Venom - Let There Be Carnage : le retour du super-vilain Marvel

Parce que ses pouvoirs sont devenus trop forts, Frances Barrison doit quitter la maison de correction de Saint Estes en Californie, où elle était enfermée, pour l’asile de Ravencroft.

Elle est ainsi séparée de son amoureux Cletus Kasady, pensionnaire comme elle de Saint Estes.

Depuis cette funeste année 1996, les deux tourtereaux n’ont eu de cesse de se retrouver.

Entre-temps Cletus est devenu un tueur en série, et aujourd’hui il est dans le couloir de la mort. Pour échapper à son exécution, Cletus promet de faire des révélations sur ses crimes à condition d’avoir comme unique interlocuteur le journaliste Eddie Brock qui pour l’heure tente vaille que vaille de vivre en bonne intelligence avec le symbiote Venom.
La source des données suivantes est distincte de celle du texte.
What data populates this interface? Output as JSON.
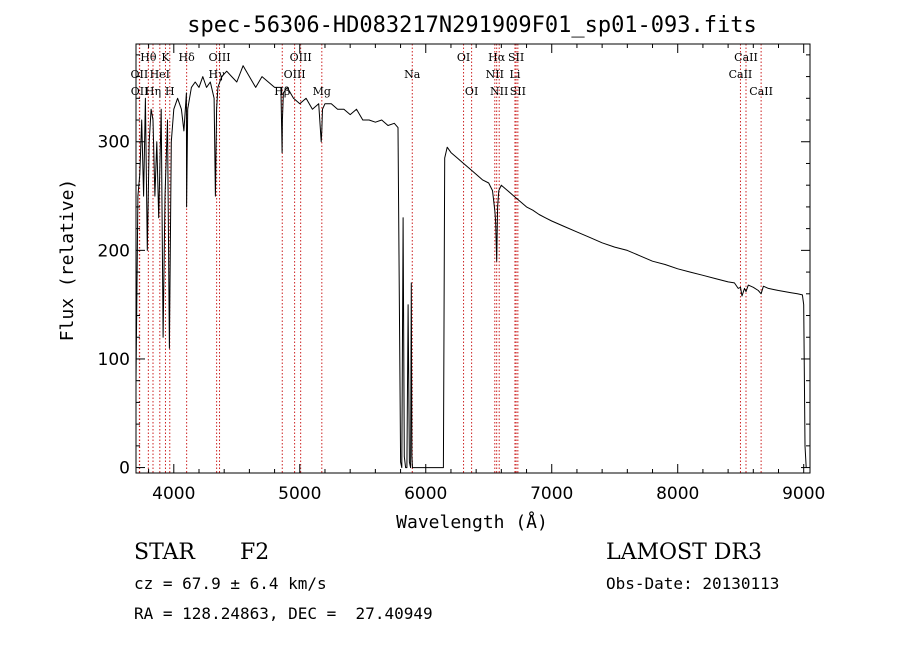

Mais du côté des autorités l’accord n’est pas respecté et la sentence de mort est maintenue.

Une dernière visite d’Eddie Brock à Cletus et le voilà mordu par le tueur en série furieux d’avoir été trahi. Dès lors le redoutable symbiote Carnage s’attache à Cletus. Et c’est ensemble qu’ils partent à la poursuite d’Eddie et à la recherche de Frances son amour de jeunesse…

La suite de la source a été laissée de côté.